This article offers insights on how existing commercial chemicals for which safer, commercially viable alternatives are most needed can be identified and prioritized as an important component of sustainable development. One recommendation regarding prioritization is the use of information available in the United States (U.S.) Environmental Protection Agency’s (EPA’s) Toxics Release Inventory (TRI): the U.S.’ pollutant release and transfer register (PRTR). Other PRTRs throughout the world have the potential to be used for identification and prioritization of chemicals as well.

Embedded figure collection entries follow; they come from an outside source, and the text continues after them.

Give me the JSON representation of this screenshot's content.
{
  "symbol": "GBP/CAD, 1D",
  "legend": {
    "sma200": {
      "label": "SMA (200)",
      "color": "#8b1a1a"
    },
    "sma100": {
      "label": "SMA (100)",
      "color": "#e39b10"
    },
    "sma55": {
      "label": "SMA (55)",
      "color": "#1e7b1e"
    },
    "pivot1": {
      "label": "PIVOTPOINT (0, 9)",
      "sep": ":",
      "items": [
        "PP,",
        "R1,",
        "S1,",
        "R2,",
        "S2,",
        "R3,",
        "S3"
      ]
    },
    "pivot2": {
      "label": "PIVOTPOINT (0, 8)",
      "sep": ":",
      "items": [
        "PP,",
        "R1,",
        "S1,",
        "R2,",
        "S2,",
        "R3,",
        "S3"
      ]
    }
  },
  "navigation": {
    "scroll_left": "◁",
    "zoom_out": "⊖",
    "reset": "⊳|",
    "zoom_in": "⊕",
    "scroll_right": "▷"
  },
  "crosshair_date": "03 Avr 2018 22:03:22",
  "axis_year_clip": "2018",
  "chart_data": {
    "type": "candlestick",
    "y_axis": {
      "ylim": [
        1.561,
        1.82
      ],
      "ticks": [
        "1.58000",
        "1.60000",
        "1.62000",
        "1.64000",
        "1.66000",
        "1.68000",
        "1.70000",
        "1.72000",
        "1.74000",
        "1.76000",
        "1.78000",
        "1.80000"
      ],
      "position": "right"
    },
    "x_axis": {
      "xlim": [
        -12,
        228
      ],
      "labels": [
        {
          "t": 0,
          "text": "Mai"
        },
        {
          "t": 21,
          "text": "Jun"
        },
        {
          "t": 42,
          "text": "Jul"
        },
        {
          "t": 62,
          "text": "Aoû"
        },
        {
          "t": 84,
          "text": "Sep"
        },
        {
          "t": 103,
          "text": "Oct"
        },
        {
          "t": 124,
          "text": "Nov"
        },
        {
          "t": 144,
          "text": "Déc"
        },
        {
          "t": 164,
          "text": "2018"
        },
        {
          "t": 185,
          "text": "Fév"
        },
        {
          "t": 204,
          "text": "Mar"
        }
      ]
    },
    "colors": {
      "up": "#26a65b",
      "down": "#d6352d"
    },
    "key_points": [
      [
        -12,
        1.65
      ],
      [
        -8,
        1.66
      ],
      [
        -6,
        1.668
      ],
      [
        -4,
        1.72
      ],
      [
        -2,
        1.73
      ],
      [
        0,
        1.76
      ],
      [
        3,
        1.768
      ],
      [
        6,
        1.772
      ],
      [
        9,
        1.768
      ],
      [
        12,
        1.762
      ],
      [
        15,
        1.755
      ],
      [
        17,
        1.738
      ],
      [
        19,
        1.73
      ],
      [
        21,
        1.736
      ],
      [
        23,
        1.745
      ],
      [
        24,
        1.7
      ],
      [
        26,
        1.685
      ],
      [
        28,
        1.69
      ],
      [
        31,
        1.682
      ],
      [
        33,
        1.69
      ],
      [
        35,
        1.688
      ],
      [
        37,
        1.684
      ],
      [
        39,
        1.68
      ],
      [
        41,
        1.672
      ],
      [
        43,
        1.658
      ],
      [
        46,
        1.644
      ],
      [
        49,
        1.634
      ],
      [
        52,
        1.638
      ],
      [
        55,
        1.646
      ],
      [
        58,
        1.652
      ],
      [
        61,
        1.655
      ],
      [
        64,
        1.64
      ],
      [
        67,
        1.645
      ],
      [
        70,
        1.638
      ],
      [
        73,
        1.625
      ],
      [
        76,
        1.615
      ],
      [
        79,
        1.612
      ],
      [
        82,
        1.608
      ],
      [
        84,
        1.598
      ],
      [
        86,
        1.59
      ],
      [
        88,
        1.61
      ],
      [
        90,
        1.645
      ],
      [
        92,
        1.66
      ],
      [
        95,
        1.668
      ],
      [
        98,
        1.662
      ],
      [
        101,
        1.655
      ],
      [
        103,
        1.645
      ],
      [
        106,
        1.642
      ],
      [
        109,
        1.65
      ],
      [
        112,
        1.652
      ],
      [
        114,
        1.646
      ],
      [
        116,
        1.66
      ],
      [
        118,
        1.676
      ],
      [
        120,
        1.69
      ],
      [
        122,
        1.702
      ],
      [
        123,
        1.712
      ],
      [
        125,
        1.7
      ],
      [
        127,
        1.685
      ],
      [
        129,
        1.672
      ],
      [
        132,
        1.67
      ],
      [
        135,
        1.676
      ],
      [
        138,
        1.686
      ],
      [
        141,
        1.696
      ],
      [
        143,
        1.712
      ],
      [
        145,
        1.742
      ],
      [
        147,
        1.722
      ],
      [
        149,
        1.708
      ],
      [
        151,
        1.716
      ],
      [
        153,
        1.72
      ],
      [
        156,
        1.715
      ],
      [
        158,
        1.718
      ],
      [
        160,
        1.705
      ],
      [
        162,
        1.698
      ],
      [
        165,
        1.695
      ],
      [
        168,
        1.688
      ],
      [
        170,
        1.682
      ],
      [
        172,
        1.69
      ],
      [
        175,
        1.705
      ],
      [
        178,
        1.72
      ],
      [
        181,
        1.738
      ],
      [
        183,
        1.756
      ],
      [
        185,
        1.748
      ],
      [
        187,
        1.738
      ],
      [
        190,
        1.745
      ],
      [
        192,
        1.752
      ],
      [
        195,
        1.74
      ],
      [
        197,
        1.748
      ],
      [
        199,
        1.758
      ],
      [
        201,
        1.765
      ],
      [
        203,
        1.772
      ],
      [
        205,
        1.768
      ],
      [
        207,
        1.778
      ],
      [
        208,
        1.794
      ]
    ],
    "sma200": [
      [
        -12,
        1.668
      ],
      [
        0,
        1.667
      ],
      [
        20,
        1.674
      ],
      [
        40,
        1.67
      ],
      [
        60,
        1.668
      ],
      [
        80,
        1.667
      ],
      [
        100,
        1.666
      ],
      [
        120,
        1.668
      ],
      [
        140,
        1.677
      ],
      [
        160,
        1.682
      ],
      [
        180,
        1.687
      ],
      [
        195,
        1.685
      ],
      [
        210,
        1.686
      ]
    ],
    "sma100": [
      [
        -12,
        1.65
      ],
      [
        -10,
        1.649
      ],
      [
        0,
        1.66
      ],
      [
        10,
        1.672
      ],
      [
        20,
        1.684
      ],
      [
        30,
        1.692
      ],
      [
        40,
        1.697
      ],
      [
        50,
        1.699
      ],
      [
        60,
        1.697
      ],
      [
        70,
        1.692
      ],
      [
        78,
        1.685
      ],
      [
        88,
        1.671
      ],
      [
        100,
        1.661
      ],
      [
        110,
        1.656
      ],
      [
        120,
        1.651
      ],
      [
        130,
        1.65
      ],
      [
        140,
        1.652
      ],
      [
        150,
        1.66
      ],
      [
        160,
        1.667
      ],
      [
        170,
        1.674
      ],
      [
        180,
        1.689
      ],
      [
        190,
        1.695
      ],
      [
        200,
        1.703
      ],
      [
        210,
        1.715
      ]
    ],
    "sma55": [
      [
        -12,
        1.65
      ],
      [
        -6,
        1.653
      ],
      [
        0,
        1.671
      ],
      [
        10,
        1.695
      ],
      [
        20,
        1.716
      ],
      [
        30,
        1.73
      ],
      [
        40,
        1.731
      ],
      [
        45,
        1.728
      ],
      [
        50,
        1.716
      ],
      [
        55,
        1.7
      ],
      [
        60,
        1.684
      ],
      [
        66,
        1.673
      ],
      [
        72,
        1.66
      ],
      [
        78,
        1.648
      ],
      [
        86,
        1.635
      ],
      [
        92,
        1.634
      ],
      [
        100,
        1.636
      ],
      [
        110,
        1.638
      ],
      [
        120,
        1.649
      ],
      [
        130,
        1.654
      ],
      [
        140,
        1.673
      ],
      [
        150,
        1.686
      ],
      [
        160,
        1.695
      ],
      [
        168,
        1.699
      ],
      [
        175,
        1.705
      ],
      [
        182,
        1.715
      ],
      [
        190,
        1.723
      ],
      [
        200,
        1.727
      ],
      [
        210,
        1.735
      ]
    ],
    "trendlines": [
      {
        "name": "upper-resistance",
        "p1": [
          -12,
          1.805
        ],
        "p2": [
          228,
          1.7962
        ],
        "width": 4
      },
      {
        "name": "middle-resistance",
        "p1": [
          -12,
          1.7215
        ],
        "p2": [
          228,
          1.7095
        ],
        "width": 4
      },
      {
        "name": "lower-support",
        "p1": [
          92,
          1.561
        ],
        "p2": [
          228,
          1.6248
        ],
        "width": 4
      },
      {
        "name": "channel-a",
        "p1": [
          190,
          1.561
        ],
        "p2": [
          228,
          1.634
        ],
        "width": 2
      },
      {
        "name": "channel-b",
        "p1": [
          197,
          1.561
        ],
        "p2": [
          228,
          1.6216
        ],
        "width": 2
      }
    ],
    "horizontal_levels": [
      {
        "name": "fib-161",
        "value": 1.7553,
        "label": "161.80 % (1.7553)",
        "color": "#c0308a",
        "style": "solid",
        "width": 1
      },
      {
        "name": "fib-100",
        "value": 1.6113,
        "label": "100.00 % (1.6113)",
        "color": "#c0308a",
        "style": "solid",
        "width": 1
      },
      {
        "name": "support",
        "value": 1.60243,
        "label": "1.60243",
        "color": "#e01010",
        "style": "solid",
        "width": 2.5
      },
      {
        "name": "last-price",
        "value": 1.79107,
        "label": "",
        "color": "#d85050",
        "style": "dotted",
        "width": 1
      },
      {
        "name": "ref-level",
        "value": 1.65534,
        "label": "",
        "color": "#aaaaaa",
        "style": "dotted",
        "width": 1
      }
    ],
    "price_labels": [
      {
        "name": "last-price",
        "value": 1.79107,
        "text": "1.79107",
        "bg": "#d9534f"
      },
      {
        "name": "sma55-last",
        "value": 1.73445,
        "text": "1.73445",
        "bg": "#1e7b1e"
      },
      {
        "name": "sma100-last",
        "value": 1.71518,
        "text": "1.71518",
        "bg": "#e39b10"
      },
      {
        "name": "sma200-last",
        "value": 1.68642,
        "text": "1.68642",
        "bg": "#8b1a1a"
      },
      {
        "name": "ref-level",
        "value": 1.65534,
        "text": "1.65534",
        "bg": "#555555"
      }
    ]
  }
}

The US EPA has established a process for identifying existing chemicals that because of their toxicity or exposure potential warrant prioritization for further in-depth review and possible risk management action. Currently, there are 90 chemicals that have been identified for additional review through this process. These chemicals are known as US EPA Work Plan chemicals, or US EPA Priority chemicals. Of the 90 chemicals, 60 are included on the TRI list of toxic chemicals. The source reduction barrier “No known substitutes or alternative technologies” is claimed more frequently for the TRI chemicals that are also Work Plan chemicals than for the TRI chemicals that are not Work Plan chemicals. For the 2014 reporting year, of the 72,246 TRI reports that included a waste quantity, 24,586 (nearly 30%) were for TRI chemicals that are also Work Plan chemicals. Of these 24,586 Form R reports, 3,531 (14%) reported a barrier to source reduction, and 1,555 (44%) of which claimed “No known substitutes or alternative technologies.
These facts are particularly significant given that the 60 Work Plan chemicals represent a small portion of the total number of chemicals included on the TRI chemical list, but the aggregated production related waste quantities reported for the Work Plan/TRI chemicals is disproportionately much larger than that for the remaining TRI chemicals. The same situation may very well exist throughout the world on these same chemicals. Many of the chemicals that are Work Plan chemicals and included on the TRI list of toxic chemicals are also included on the pollutant (chemical) lists of PRTR systems implemented in other countries or regions.